Lewis took the option pitch from Richardson on the 2-point conversion try, but before he could reach the 5-yard-line, he was met by Texas’ Mark Berry. The try was no good and the Longhorns maintained their lead. The Aggies would never see the ball again.
The early parts of the contest was dominated by Texas A&M. The Aggies raced to a 14-0 lead behind Lewis touchdown runs of 17 and 12 yards.
Gardere’s first touchdown run — a 50-yard scamper on 3rd-and-short — got the Longhorns on the board in the second quarter. His 7-yard connection to Cash following a missed field goal by Texas A&M evened the game at the break.
Texas took its first lead in the third quarter on a 4-yard touchdown run by Chris Samuels. The Longhorns rushed for 245 yards as a team.
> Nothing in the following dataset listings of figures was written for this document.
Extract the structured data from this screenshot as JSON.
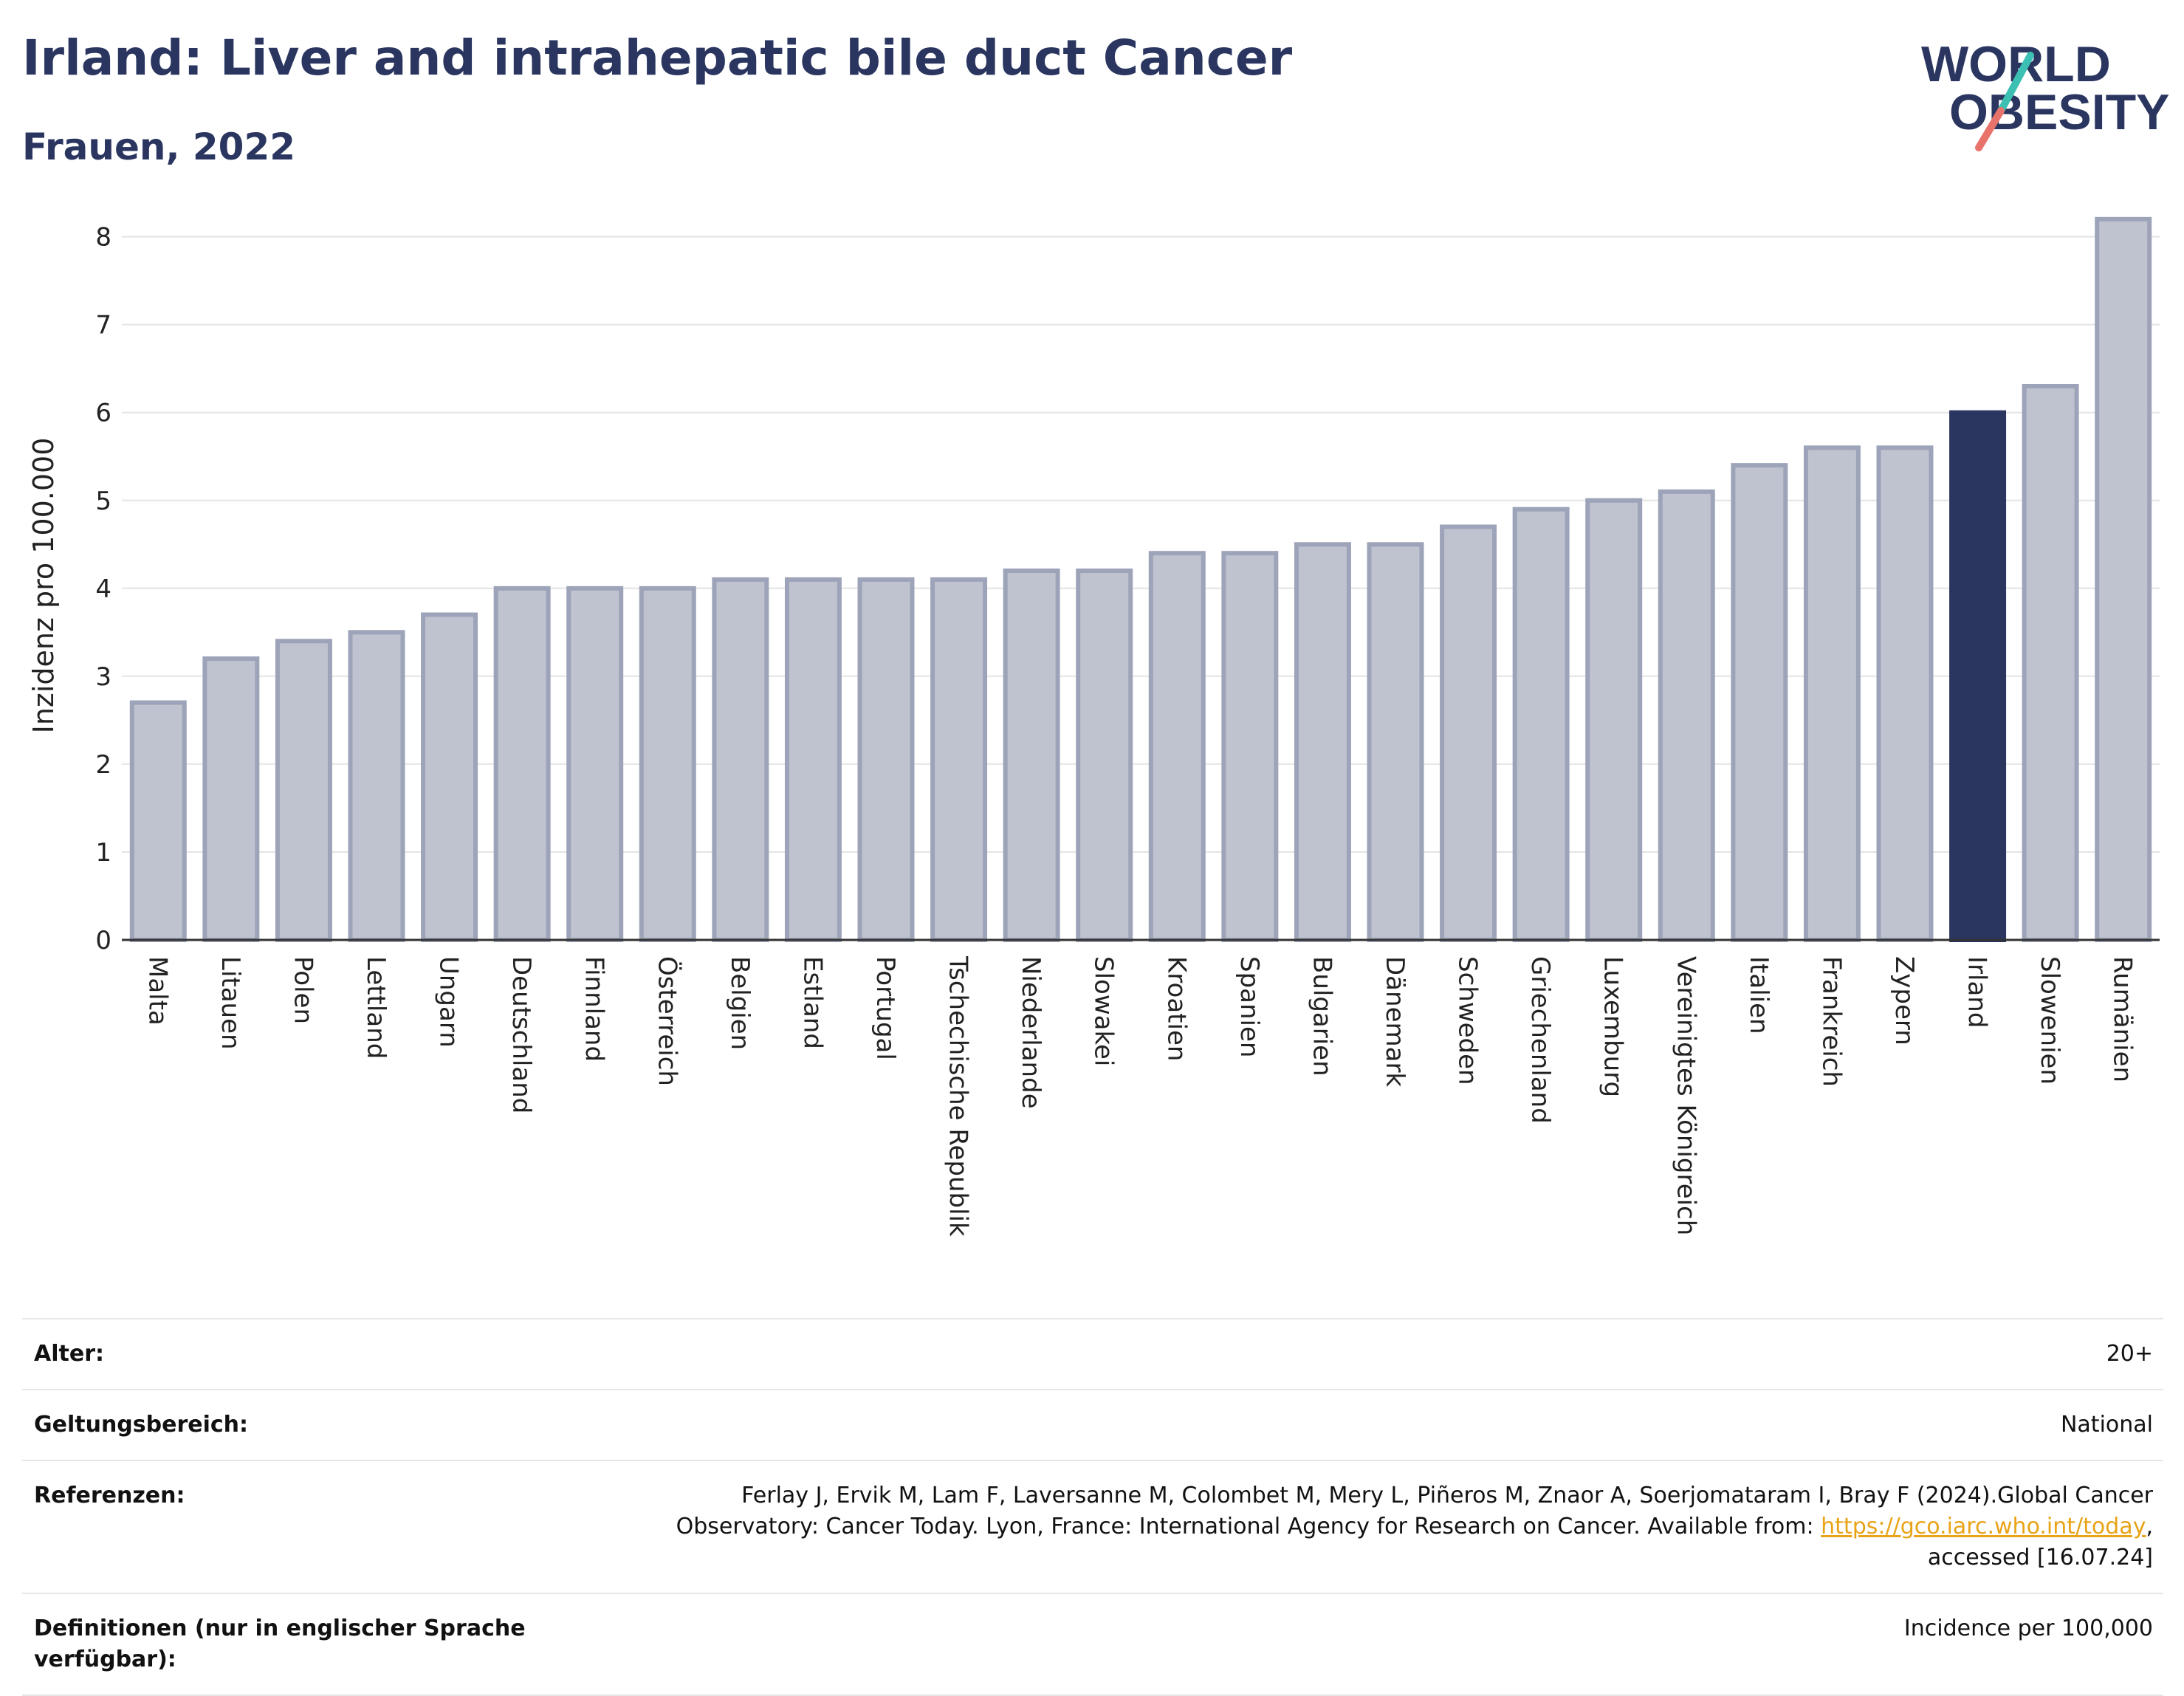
{
  "header": {
    "title": "Irland: Liver and intrahepatic bile duct Cancer",
    "subtitle": "Frauen, 2022",
    "logo_line1": "WORLD",
    "logo_line2": "OBESITY"
  },
  "colors": {
    "highlight": "#2a3560",
    "bar": "#bfc3d0",
    "bar_edge": "#9da3b8",
    "logo_slash_top": "#3cc0b4",
    "logo_slash_bottom": "#e8736a"
  },
  "chart_data": {
    "type": "bar",
    "title": "",
    "xlabel": "",
    "ylabel": "Inzidenz pro 100.000",
    "ylim": [
      0,
      8.4
    ],
    "yticks": [
      0,
      1,
      2,
      3,
      4,
      5,
      6,
      7,
      8
    ],
    "grid": true,
    "highlight": "Irland",
    "categories": [
      "Malta",
      "Litauen",
      "Polen",
      "Lettland",
      "Ungarn",
      "Deutschland",
      "Finnland",
      "Österreich",
      "Belgien",
      "Estland",
      "Portugal",
      "Tschechische Republik",
      "Niederlande",
      "Slowakei",
      "Kroatien",
      "Spanien",
      "Bulgarien",
      "Dänemark",
      "Schweden",
      "Griechenland",
      "Luxemburg",
      "Vereinigtes Königreich",
      "Italien",
      "Frankreich",
      "Zypern",
      "Irland",
      "Slowenien",
      "Rumänien"
    ],
    "values": [
      2.7,
      3.2,
      3.4,
      3.5,
      3.7,
      4.0,
      4.0,
      4.0,
      4.1,
      4.1,
      4.1,
      4.1,
      4.2,
      4.2,
      4.4,
      4.4,
      4.5,
      4.5,
      4.7,
      4.9,
      5.0,
      5.1,
      5.4,
      5.6,
      5.6,
      6.0,
      6.3,
      8.2
    ]
  },
  "meta": {
    "age_label": "Alter:",
    "age_value": "20+",
    "scope_label": "Geltungsbereich:",
    "scope_value": "National",
    "ref_label": "Referenzen:",
    "ref_text_1": "Ferlay J, Ervik M, Lam F, Laversanne M, Colombet M, Mery L, Piñeros M, Znaor A, Soerjomataram I, Bray F (2024).Global Cancer Observatory: Cancer Today. Lyon, France: International Agency for Research on Cancer. Available from: ",
    "ref_link": "https://gco.iarc.who.int/today",
    "ref_text_2": ", accessed [16.07.24]",
    "def_label": "Definitionen (nur in englischer Sprache verfügbar):",
    "def_value": "Incidence per 100,000"
  }
}
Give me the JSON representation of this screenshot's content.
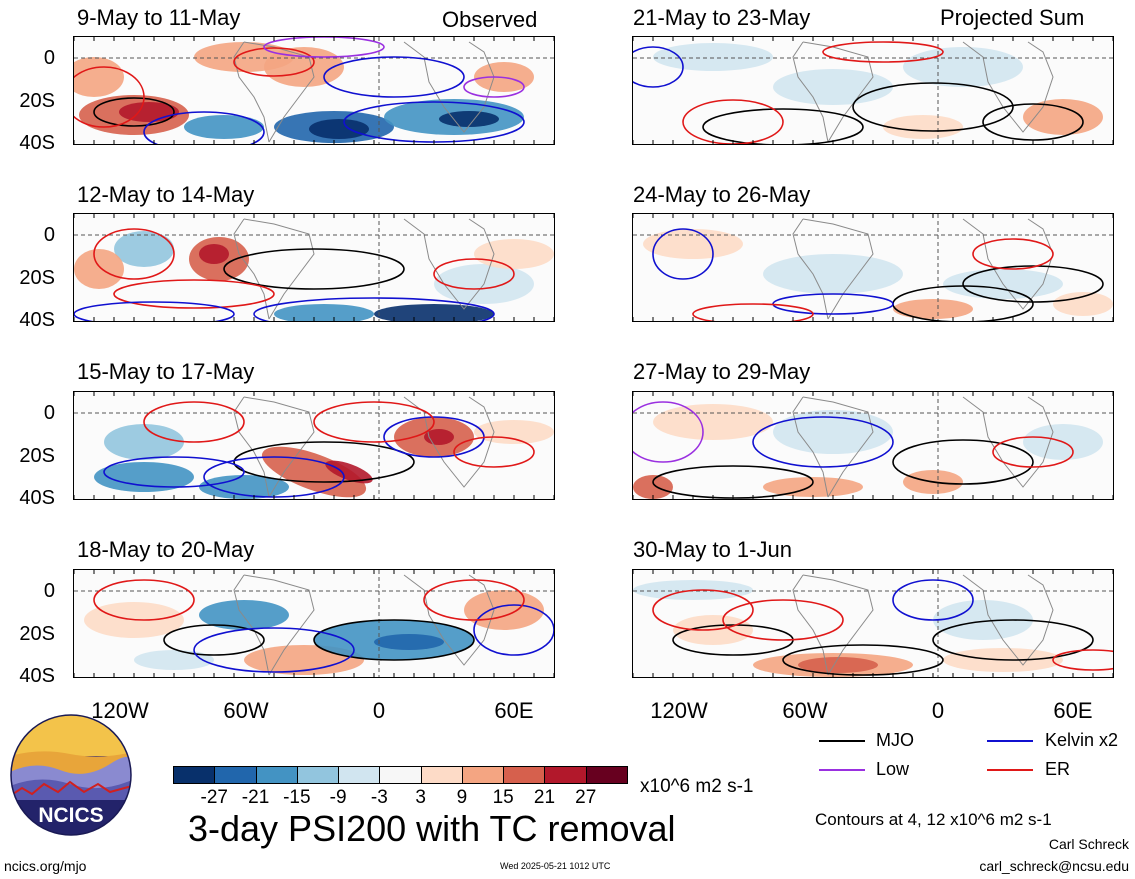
{
  "panels": [
    {
      "title": "9-May to 11-May",
      "corner": "Observed"
    },
    {
      "title": "21-May to 23-May",
      "corner": "Projected Sum"
    },
    {
      "title": "12-May to 14-May",
      "corner": ""
    },
    {
      "title": "24-May to 26-May",
      "corner": ""
    },
    {
      "title": "15-May to 17-May",
      "corner": ""
    },
    {
      "title": "27-May to 29-May",
      "corner": ""
    },
    {
      "title": "18-May to 20-May",
      "corner": ""
    },
    {
      "title": "30-May to 1-Jun",
      "corner": ""
    }
  ],
  "y_ticks": [
    "0",
    "20S",
    "40S"
  ],
  "x_ticks": [
    "120W",
    "60W",
    "0",
    "60E"
  ],
  "legend": {
    "mjo": "MJO",
    "kelvin": "Kelvin x2",
    "low": "Low",
    "er": "ER",
    "colors": {
      "mjo": "#000000",
      "kelvin": "#1010d0",
      "low": "#9a30e0",
      "er": "#e01818"
    }
  },
  "colorbar": {
    "ticks": [
      "-27",
      "-21",
      "-15",
      "-9",
      "-3",
      "3",
      "9",
      "15",
      "21",
      "27"
    ],
    "colors": [
      "#08306b",
      "#2166ac",
      "#4393c3",
      "#92c5de",
      "#d1e5f0",
      "#f7f7f7",
      "#fddbc7",
      "#f4a582",
      "#d6604d",
      "#b2182b",
      "#67001f"
    ],
    "units": "x10^6 m2 s-1"
  },
  "main_title": "3-day PSI200 with TC removal",
  "contour_note": "Contours at 4, 12 x10^6 m2 s-1",
  "author": "Carl Schreck",
  "email": "carl_schreck@ncsu.edu",
  "site": "ncics.org/mjo",
  "timestamp": "Wed 2025-05-21 1012 UTC",
  "logo_text": "NCICS"
}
Texas A&M would bounce back from the loss to top BYU in the Holiday Bowl, 65-14. The blowout of the Cougars resulted in the Aggies going from unranked prior to the bowl game to the top 15 in the final AP Poll.
As for Texas, the victory gave the Longhorns their first perfect Southwest Conference finish since 1983 — the last time they had beat Texas A&M. Texas finished a game better than Houston for the outright conference crown, but would go on to be throttled by Miami in the Cotton Bowl, 46-3.
From 1984 to 1994, Texas A&M beat Texas 10 times in 11 tries. The exception was a contest that preserved by a late failed 2-point conversion. It happened on this day three decades ago.